Pour Le Séchoir, il présente aujourd’hui une série d’aquarelles récentes, principalement centrées sur les ciels et les nuages. Une apparente simplicité qui cache une réflexion plus profonde : derrière ces paysages, l’artiste revendique le droit à la paresse, à la rêverie et à la procrastination. « Ne rien faire » devient ici un geste philosophique et artistique, presque militant. Ses œuvres, accrochées dans le Runspace, rappellent que la contemplation peut être une forme de résistance.
L’Atelier du Vestiaire, une inclusion créative

Le Séchoir est installé dans le bâtiment de la Tuilerie, rue Josué Hofer.
―Catherine KohlerCette rentrée est aussi marquée par la place donnée à l’Atelier du vestiaire, collectif né il y a cinq ans au sein de la résidence Cap Cornely, en lien avec l’Adapei Papillons Blancs d’Alsace. Une quarantaine de personnes y pratiquent la création artistique sans objectif thérapeutique, dans une logique d’expression personnelle et d’expérimentation. Depuis plusieurs années, le collectif collabore avec Le Séchoir : d’abord en partageant l’atelier de céramique n°17, puis désormais en occupant à part entière l’atelier n°7. Un espace dédié est même prévu dans le prolongement du Séchoir, renforçant encore ce partenariat. Cette présence illustre la volonté du lieu de mettre en avant des pratiques inclusives, où la diversité des parcours nourrit la richesse des œuvres.

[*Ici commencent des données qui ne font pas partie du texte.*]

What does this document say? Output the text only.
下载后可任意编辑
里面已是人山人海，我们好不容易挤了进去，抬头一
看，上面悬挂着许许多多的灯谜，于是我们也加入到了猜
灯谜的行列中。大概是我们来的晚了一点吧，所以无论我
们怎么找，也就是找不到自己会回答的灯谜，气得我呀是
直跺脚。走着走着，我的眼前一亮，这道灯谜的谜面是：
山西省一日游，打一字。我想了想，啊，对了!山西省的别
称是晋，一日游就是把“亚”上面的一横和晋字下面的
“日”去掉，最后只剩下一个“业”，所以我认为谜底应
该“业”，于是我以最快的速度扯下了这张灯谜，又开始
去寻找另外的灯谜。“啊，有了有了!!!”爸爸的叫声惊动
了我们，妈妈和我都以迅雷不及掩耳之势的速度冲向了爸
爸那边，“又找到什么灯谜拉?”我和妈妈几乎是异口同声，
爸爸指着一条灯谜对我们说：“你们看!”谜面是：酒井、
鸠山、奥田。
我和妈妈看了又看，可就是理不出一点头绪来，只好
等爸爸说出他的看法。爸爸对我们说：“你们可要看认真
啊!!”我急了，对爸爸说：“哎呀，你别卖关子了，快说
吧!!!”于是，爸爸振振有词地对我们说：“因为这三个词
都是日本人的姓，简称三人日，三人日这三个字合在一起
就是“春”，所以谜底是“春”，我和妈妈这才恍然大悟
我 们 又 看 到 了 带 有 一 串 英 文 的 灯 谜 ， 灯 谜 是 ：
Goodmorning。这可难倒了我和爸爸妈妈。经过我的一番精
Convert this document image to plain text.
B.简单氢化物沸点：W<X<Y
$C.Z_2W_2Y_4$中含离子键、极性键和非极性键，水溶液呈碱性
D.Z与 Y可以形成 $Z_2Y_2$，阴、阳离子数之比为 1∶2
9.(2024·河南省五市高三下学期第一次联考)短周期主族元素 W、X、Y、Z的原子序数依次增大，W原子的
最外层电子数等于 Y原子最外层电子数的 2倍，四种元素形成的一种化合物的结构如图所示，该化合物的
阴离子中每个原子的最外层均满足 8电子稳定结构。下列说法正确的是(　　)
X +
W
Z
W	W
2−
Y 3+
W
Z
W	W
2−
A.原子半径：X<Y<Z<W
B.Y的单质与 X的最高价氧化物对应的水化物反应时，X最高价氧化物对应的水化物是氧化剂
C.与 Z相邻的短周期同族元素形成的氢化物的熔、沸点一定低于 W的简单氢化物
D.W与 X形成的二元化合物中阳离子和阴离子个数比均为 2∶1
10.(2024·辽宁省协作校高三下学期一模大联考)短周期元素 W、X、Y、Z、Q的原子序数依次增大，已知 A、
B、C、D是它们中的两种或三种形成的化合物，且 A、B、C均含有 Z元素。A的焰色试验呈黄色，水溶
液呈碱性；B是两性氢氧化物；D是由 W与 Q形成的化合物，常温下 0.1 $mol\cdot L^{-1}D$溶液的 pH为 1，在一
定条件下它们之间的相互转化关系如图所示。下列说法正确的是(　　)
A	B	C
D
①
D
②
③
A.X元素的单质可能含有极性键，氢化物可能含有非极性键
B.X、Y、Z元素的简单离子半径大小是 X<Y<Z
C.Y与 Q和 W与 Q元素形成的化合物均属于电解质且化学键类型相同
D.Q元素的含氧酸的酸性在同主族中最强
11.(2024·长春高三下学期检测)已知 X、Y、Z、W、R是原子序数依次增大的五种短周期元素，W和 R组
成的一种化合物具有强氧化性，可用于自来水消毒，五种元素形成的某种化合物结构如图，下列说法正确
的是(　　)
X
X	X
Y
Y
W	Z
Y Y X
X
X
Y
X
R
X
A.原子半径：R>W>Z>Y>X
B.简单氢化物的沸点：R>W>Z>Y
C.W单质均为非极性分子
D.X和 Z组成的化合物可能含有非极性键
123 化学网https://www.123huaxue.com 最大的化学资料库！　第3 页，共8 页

Dix ans d’ancrage et d’avenir
Un constat s’impose : en dix ans, le Séchoir a su devenir bien plus qu’un espace d’exposition. Il est un écosystème artistique, où se croisent plasticiens confirmés, jeunes diplômés, collectifs expérimentaux et publics variés. Le soutien de la Ville de Mulhouse, de la Région Grand Est et de partenaires institutionnels a permis cette stabilité, mais c’est surtout l’énergie collective des artistes et des bénévoles qui a façonné son identité. L’avenir ? Poursuivre l’exploration, consolider les liens avec les écoles d’art comme la HEAR, multiplier les projets éducatifs et de médiation, mais aussi imaginer de nouvelles formes d’hospitalité pour les artistes en résidence. Fidèle à son esprit, Le Séchoir entend rester un lieu en mouvement permanent, fidèle à l’expérimentation et à l’ouverture. Dix ans après sa création, il trace les lignes d’une prochaine décennie où l’art restera une affaire collective et vivante.